De acordo com os pesquisadores, o tratamento custaria menos de R$ 1 mil por paciente, valor menor que outros na mesma linha. O trabalho foi publicado no periódico científico The New England Journal of Medicine.
O plasma sanguíneo usado na pesquisa foi obtido a partir de doações de pessoas que foram infectadas pelo coronavírus, mas já estavam assintomáticas e com teste negativo para a doença. Cada doação, de 750 ml de plasma, foi suficiente para tratar até três pacientes, que receberam infusões do plasma.
Os idosos selecionados para o ensaio clínico tinham comorbidades, como diabetes, hipertensão, doença renal crônica ou obesidade. Eles foram divididos em dois grupos: o primeiro recebeu o plasma e o segundo um placebo, ou seja, uma substância sem efeito. Nem médicos ou pacientes sabiam quem recebeu o tratamento ou a solução inócua.
Todos os voluntários ainda estavam na primeira semana de infecção (considerando o período de incubação do vírus), com início de sintomas até 72h antes de cada injeção de plasma. Cada infusão levou, em média, 1h30.
Diferença de outros testes
Aplicar as infusões no início da doença foi importante porque, de acordo com Fernando Polack, médico especialista em doenças infecciosas pediátricas e principal autor do estudo, outros testes semelhantes não foram bem sucedidos justamente por não terem sido feitos nos primeiros dias de infecção.
“Tratamentos para doenças respiratórias infecciosas geralmente funcionam melhor quando administrados antes, como no caso do Tamiflu contra a gripe. É possível conter a progressão, mas tem que ser rápido”, detalhou o especialista.
De cada quatro participantes, um não apresentou a forma grave da doença, segundo Polack.

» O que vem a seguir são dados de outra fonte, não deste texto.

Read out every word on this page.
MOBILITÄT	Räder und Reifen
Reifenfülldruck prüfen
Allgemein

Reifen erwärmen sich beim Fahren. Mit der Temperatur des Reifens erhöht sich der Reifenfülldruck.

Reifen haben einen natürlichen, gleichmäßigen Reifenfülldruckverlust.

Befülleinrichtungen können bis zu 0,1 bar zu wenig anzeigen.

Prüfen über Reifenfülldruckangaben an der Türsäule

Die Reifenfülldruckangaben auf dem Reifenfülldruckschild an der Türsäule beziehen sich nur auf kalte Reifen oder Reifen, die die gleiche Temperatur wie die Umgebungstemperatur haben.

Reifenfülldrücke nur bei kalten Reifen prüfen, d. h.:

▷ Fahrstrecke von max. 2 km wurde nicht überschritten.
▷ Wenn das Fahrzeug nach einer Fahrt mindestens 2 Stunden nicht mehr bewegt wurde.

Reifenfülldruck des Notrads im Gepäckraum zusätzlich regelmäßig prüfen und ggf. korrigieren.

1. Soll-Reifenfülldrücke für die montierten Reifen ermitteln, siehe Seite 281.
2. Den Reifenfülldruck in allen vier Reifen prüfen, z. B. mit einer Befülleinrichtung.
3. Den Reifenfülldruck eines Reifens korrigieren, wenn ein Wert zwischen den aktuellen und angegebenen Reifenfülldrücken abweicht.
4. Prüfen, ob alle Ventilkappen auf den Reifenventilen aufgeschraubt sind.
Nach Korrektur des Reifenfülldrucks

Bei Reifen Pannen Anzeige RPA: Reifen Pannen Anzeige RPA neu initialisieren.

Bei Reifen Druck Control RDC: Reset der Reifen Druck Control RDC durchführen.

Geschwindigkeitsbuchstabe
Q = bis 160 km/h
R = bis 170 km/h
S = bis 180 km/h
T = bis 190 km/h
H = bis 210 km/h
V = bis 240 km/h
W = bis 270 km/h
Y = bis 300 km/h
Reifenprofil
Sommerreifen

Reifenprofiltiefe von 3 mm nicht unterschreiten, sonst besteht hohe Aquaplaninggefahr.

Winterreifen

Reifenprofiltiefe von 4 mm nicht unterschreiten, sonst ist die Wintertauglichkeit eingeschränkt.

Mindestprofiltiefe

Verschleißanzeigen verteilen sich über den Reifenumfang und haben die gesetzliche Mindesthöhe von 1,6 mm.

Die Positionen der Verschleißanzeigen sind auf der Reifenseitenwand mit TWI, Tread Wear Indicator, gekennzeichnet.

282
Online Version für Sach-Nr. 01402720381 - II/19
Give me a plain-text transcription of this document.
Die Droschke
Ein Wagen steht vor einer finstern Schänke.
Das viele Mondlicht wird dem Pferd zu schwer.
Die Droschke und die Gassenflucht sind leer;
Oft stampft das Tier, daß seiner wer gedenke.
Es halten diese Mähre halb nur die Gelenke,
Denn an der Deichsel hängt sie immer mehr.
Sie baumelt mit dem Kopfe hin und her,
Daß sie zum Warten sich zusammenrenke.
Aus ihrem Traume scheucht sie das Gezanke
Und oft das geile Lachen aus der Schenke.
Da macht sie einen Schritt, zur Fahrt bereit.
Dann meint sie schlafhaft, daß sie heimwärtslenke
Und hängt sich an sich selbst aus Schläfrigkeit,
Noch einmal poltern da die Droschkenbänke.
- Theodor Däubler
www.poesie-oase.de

O risco de desenvolver o quadro respiratório grave, com respiração acelerada e baixa quantidade de oxigênio no sangue, foi reduzido em 48%.
Pacientes que foram inoculados com plasmas especialmente ricos em anticorpos (geralmente doados por pessoas que precisaram ser internadas) tiveram resultados ainda mais animadores, com proteção de até 73% contra a forma grave da Covid-19. Não foram observados efeitos colaterais do tratamento.

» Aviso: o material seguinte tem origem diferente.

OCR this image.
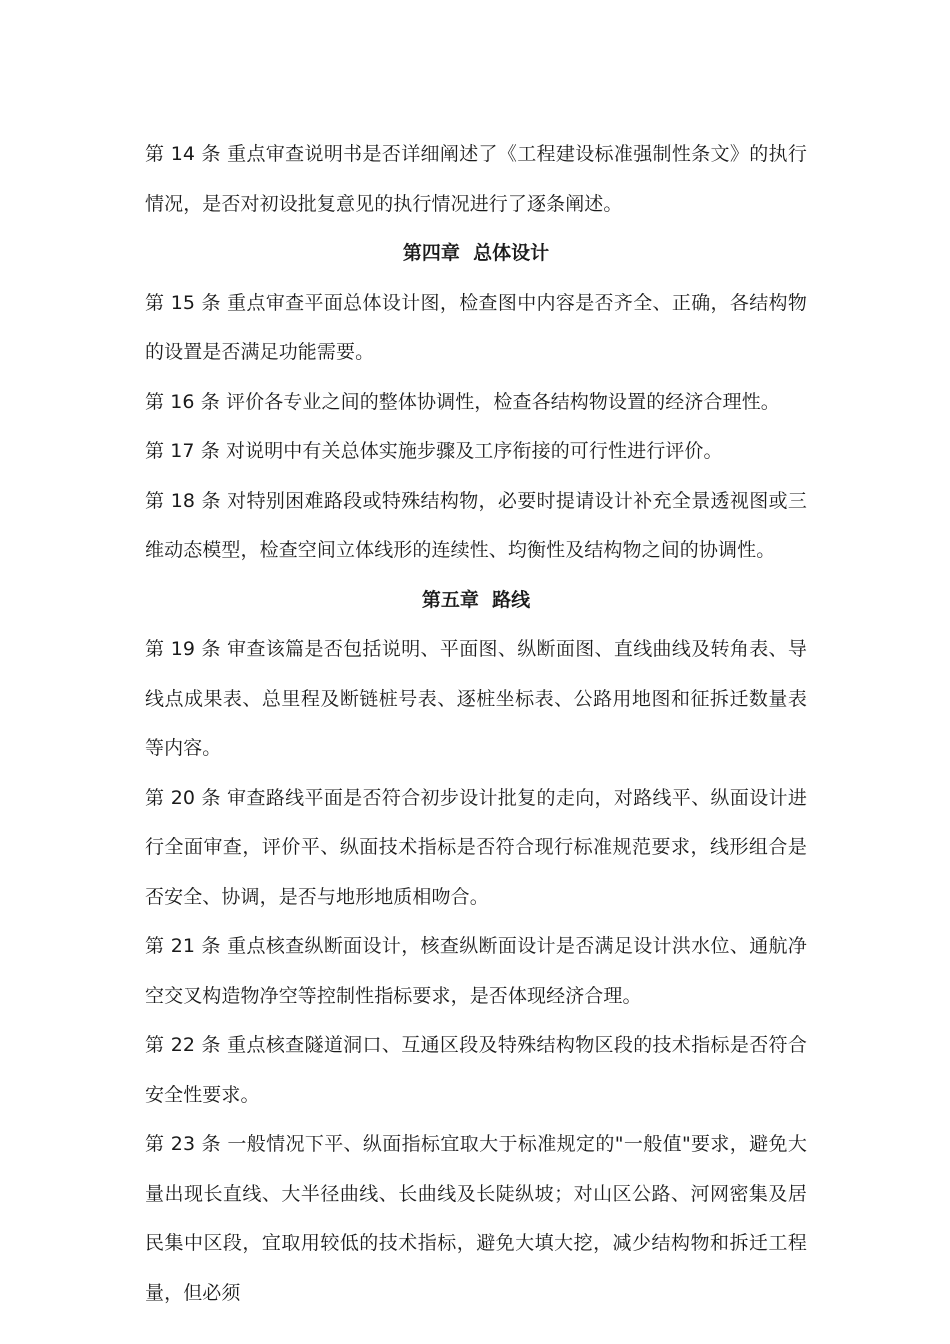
第 14 条 重点审查说明书是否详细阐述了《工程建设标准强制性条文》的执行情况，是否对初设批复意见的执行情况进行了逐条阐述。

第四章  总体设计

第 15 条 重点审查平面总体设计图，检查图中内容是否齐全、正确，各结构物的设置是否满足功能需要。

第 16 条 评价各专业之间的整体协调性，检查各结构物设置的经济合理性。

第 17 条 对说明中有关总体实施步骤及工序衔接的可行性进行评价。

第 18 条 对特别困难路段或特殊结构物，必要时提请设计补充全景透视图或三维动态模型，检查空间立体线形的连续性、均衡性及结构物之间的协调性。

第五章  路线

第 19 条 审查该篇是否包括说明、平面图、纵断面图、直线曲线及转角表、导线点成果表、总里程及断链桩号表、逐桩坐标表、公路用地图和征拆迁数量表等内容。

第 20 条 审查路线平面是否符合初步设计批复的走向，对路线平、纵面设计进行全面审查，评价平、纵面技术指标是否符合现行标准规范要求，线形组合是否安全、协调，是否与地形地质相吻合。

第 21 条 重点核查纵断面设计，核查纵断面设计是否满足设计洪水位、通航净空交叉构造物净空等控制性指标要求，是否体现经济合理。

第 22 条 重点核查隧道洞口、互通区段及特殊结构物区段的技术指标是否符合安全性要求。

第 23 条 一般情况下平、纵面指标宜取大于标准规定的"一般值"要求，避免大量出现长直线、大半径曲线、长曲线及长陡纵坡；对山区公路、河网密集及居民集中区段，宜取用较低的技术指标，避免大填大挖，减少结构物和拆迁工程量，但必须
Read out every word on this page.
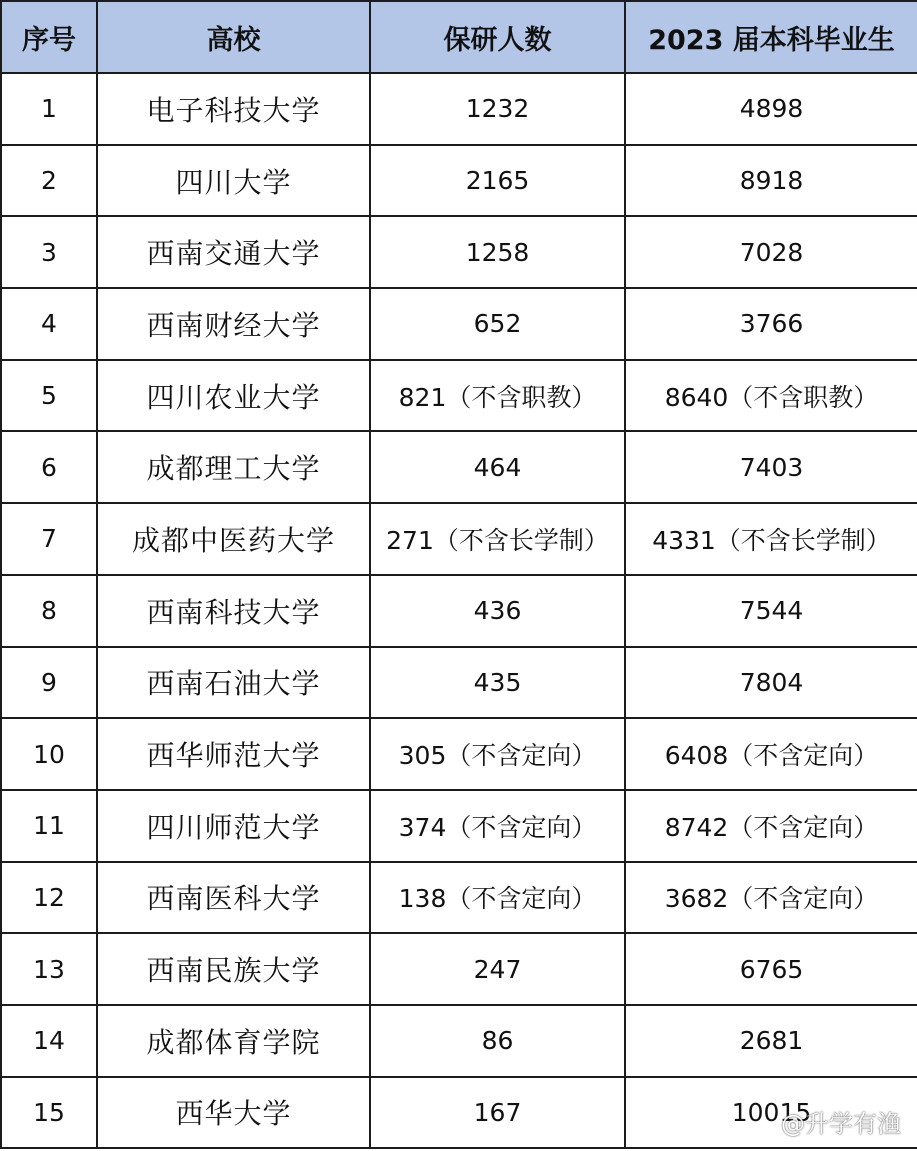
序号	高校	保研人数	2023 届本科毕业生
1	电子科技大学	1232	4898
2	四川大学	2165	8918
3	西南交通大学	1258	7028
4	西南财经大学	652	3766
5	四川农业大学	821（不含职教）	8640（不含职教）
6	成都理工大学	464	7403
7	成都中医药大学	271（不含长学制）	4331（不含长学制）
8	西南科技大学	436	7544
9	西南石油大学	435	7804
10	西华师范大学	305（不含定向）	6408（不含定向）
11	四川师范大学	374（不含定向）	8742（不含定向）
12	西南医科大学	138（不含定向）	3682（不含定向）
13	西南民族大学	247	6765
14	成都体育学院	86	2681
15	西华大学	167	10015
@升学有渔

Os resultados evidenciaram a importância de focar em pacientes de maior risco para o coronavírus, segundo Polack. O estudo ainda é incipiente e não conseguiu mostrar significância estatística em alguns pontos, como a redução de mortes, por conta do número reduzido de participantes. Durante a pesquisa, dois idosos do grupo de teste (que receberam o plasma) faleceram, enquanto outros quatro morreram no grupo placebo.
Doadores
As milhares pessoas que foram contaminadas pelo Sars-CoV-2 poderiam ser potenciais doadores, de acordo com Fernando Polack, o que tornaria o tratamento altamente promissor, caso seja levado adiante. Mesmo pacientes já vacinados poderiam doar o plasma sanguíneo, uma vez que também já teriam anticorpos contra o vírus.
“É um estudo pequeno, mas se olharmos para os desfechos secundários, como necessidade de suplementação de oxigênio, intubação, internação em UTI, morte, todos apontam para a mesma direção. Sabíamos que não seria possível identificar essas diferenças estatisticamente, mas é possível com base no que vimos supor que com menos casos graves haverá menos hospitalizações e menos mortes”, analisou Polack.
O custo do tratamento foi estimado em US$ 186,25 (R$ 977,51) por paciente, o que também poderia ser um atrativo para a alternativa à vacina.